When you picture a paperboy, do you picture a girl…or a boy? Less obvious, do women view assertiveness as a male or female attribute? Ideally, it would be both, but sentiments like assertiveness, independence, and strength tend to signal masculinity. Female job seekers may infer from that language that the company really wants a man in the position. Although the Civil Rights Act of 1964 (CRA 1964) says that kind of preference is forbidden.
Datapeople sexism guidance highlights phrasing that can imply a preference for a specific gender identity.
Nationalism in job descriptions
Expats are keenly aware of the potential for bias against them in the workplace. If their looks, accent, clothes, or culture are different, it may not matter that they have the legal right to work in a country.
National origin bias can crop up unintentionally in job descriptions. A requirement for native speaker or even just excellent communicator can spark doubt in a bilingual, bicultural job seeker. Someone reading a job description with either of those requirements may assume the company doesn’t want foreign-born applicants and not apply. Even though CRA 1964 expressly forbids that kind of preference.
Datapeople nationalism guidance lets you know if some of your messaging implies a preference for a specific national origin.
Elitism in job descriptions
This one can be super subtle, but it’s there. Job seekers come from all kinds of backgrounds, and not everyone has the same opportunities. Hiring teams have to be careful not to deter job seekers who have had fewer opportunities in life.
Although socioeconomic bias doesn’t fall under CRA 1964, it’s something your hiring team should avoid. Assuming someone owns a car, for instance. Asking for candidates to perform an unpaid project as part of applying. Requiring an unpaid internship or an Ivy League education as a requirement.
Datapeople’s elitism guidance flags wording that can imply a preference for a specific social class or economic background.
Religion bias in job descriptions
CRA 1964 makes it illegal to discriminate against workers based on religion. It also requires employers to provide reasonable accommodations.
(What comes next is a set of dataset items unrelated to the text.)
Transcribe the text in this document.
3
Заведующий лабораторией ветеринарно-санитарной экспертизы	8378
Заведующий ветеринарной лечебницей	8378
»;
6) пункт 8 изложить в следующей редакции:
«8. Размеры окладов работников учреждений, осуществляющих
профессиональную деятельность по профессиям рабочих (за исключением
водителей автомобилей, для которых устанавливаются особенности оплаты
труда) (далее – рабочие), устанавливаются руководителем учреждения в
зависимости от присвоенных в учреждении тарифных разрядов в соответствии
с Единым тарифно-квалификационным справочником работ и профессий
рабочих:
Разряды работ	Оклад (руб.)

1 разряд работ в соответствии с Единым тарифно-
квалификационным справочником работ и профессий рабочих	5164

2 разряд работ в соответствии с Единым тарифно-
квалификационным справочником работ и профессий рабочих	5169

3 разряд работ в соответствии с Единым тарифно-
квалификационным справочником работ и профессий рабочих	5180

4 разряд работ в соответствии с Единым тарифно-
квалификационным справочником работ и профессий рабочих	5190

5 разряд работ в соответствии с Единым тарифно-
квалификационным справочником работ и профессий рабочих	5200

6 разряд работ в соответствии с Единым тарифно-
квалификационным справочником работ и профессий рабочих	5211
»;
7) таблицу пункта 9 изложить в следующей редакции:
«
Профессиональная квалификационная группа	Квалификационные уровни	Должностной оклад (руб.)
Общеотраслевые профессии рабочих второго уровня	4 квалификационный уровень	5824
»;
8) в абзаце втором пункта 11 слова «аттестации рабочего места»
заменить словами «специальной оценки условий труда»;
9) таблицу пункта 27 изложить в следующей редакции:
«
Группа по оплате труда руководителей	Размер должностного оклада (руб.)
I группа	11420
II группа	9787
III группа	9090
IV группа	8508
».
Those may apply to clothes, hairstyles, and work schedules. (So, Jewish men can wear yarmulkes, Sikh men can have long hair, and Muslims can take prayer breaks.)
Referring to a particular religion or expressing a sentiment common to a single religion is problematic. By showing a preference for one religion, you may exclude someone from another. By mentioning religion at all, you may deter someone who is agnostic or atheistic.
Datapeople religion bias guidance calls out phrasing that may imply a preference for a specific religious belief or affiliation.
Bias guidance for job descriptions
In the end, you want all job seekers to feel like they would belong at your company. No matter their gender, race, nationality, disability status, or anything else. So you can attract larger, more diverse and qualified candidate pools. To do that, you have to be able to identify bias in a job description. Datapeople can help with that.